Friday, August 30, 2013

Review: The Widow Waltz

Summary: Georgia Waltz has things many people only dream of: a plush Manhattan apartment overlooking Central Park, a Hamptons beach house, valuable jewels and art, two bright daughters, and a husband she adores, even after decades of marriage. It’s only when Ben suddenly drops dead from a massive coronary while training for the New York City Marathon that Georgia discovers her husband—a successful lawyer—has left them nearly penniless. Their wonderland was built on lies.

As the family attorney scours emptied bank accounts, Georgia must not only look for a way to support her family, she needs to face the revelation that Ben was not the perfect husband he appeared to be, just as her daughters—now ensconced back at home with secrets of their own—have to accept that they may not be returning to their lives in Paris and at Stanford subsidized by the Bank of Mom and Dad. As she uncovers hidden resilience, Georgia’s sudden midlife shift forces her to consider who she is and what she truly values. That Georgia may also find new love in the land of Spanx and stretch marks surprises everyone—most of all, her. 

 Sally Koslow’s fourth novel is deftly told through the alternating viewpoints of her remarkable female protagonists as they plumb for the grit required to reinvent their lives. Inspiring, funny, and deeply satisfying,The Widow Waltz explores in a profound way the bonds between mothers and daughters, belligerent siblings, skittish lovers, and bitter rivals as they discover the power of forgiveness, and healing, all while asking, “What isfamily, really?” -- Viking

In the past, I have enjoyed reading novels by Sally Koslow. I always feel like she "gets" women's fiction. She creates some memorable characters that women can relate to, but she also has the right blend of wit and wisdom in her novels. Her latest book THE WIDOW WALTZ is no exception.

THE WIDOW WALTZ tells the story of what happens to a family after Ben, the husband/father, drops dead of a heart attack while training for a marathon. The Waltz family seemingly had it all -- a father who was a successful attorney, a wife who adored her husband, two daughters, a beautiful Manhattan apartment, and a beach house in the Hamptons. However, when Ben dies unexpectedly, his widow Georgia and his two daughters quickly learn that their life wasn't at all what they thought.

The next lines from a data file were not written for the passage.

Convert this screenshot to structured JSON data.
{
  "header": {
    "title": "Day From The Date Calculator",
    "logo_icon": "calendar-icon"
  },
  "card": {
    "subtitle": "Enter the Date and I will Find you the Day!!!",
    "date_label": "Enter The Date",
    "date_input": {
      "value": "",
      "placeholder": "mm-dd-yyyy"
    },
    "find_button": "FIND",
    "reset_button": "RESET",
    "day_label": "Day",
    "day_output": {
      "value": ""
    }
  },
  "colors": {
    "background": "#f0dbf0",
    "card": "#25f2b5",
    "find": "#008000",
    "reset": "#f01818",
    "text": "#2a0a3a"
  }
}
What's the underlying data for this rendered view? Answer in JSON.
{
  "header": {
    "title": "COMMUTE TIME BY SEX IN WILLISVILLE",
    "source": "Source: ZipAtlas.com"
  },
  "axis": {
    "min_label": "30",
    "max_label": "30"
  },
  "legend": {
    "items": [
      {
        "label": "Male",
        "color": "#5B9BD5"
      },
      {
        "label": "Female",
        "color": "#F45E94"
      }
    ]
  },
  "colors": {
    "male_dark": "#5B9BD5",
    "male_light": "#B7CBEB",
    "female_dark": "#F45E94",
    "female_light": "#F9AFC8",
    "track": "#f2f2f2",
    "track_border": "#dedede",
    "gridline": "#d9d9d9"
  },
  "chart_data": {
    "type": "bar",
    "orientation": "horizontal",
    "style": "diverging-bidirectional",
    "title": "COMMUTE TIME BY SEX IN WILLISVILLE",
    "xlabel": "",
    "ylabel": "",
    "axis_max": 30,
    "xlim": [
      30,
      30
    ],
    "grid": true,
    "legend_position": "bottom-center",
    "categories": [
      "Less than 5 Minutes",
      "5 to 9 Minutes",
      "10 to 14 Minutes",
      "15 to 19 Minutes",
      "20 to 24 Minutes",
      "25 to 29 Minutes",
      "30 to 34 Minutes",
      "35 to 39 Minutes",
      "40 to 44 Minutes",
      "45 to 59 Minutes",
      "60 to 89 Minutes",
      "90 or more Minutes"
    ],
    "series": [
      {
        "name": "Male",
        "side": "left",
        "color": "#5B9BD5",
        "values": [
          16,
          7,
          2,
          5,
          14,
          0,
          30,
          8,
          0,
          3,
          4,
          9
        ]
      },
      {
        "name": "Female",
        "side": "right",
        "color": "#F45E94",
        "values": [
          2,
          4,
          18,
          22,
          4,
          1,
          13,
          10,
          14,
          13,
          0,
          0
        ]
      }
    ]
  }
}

The women are left almost penniless and Georgia is forced to not only try to support herself and her two daughters but accept that Ben wasn't the man she knew and loved. Her two daughters also have to accept that their lives are drastically changing as well since they can no longer afford they lifestyles to which they were accustomed. Through it all, Georgia learns that she has more strength than she ever realized and she also realizes the importance of family and love!

I admit when I first picked up THE WIDOW WALTZ, I wasn't so sure that I would appreciate this novel. It's not that the description didn't sound good, but I felt as if I had already read books with a similar story at least once or twice in the past. Having said that, I was pleasantly surprised by this novel. THE WIDOW WALTZ did provide an original look at this story; and once again, Ms. Koslow created some very memorable characters.

One thing I appreciated about this novel is that it was told through alternating viewpoints. For some reason, I was expecting it to be just the widow's story; and even though it primarily was, I liked that I got some additional insight into the various characters' lives and how the death of their father affected them. While I wasn't quite sure I was going to like Georgia or her daughters at the beginning of the novel, I eventually came to understand them and even learn to like them despite their "issues." I think my feelings changed because all three of these women evolved and showed how much strength they had. Furthermore, I liked seeing how they eventually came around to support each other!

Another thing I really enjoyed about THE WIDOW WALTZ is how the novel looked at love, loss and starting over. There is no doubt that what happened to Georgia and her daughters was extreme, but there was a lot of truth to their actions and feelings as well as how they coped with Ben's death. In addition, there were so many powerful messages in these women's stories like how to forgive and realizing what's truly important in our lives (hint: it isn't the Hampton's house!)

THE WIDOW WALTZ would definitely make a good book club selection for women's book clubs. While the story is very entertaining and even has a few surprising twists, it also has a lot of depth and will give readers some food for thought. There is a reading guide available with thirteen questions that will help keep your discussion on track. Some of the themes you will probably want to discuss include loss, anger, grief, forgiveness, family, honestly, sacrifices, acceptance, sibling rivalry, and new beginnings.

Overall, I enjoyed THE WIDOW WALTZ and thought the novel was a unique blend of wit and substance. Recommended for fans of women's fiction and books about dysfunctional families.

Thanks to the publisher for providing a review copy of the novel.


Beth F said...

My first reaction was that the premise wasn't very new, but I like the idea of several viewpoints.

Sandy Nawrot said...

I feel like that a lot with women's fiction. There are about a dozen basic plots done over and over. The difference is the writing.

bermudaonion said...

This sounds a little on the sad side, but I think I'd probably love it.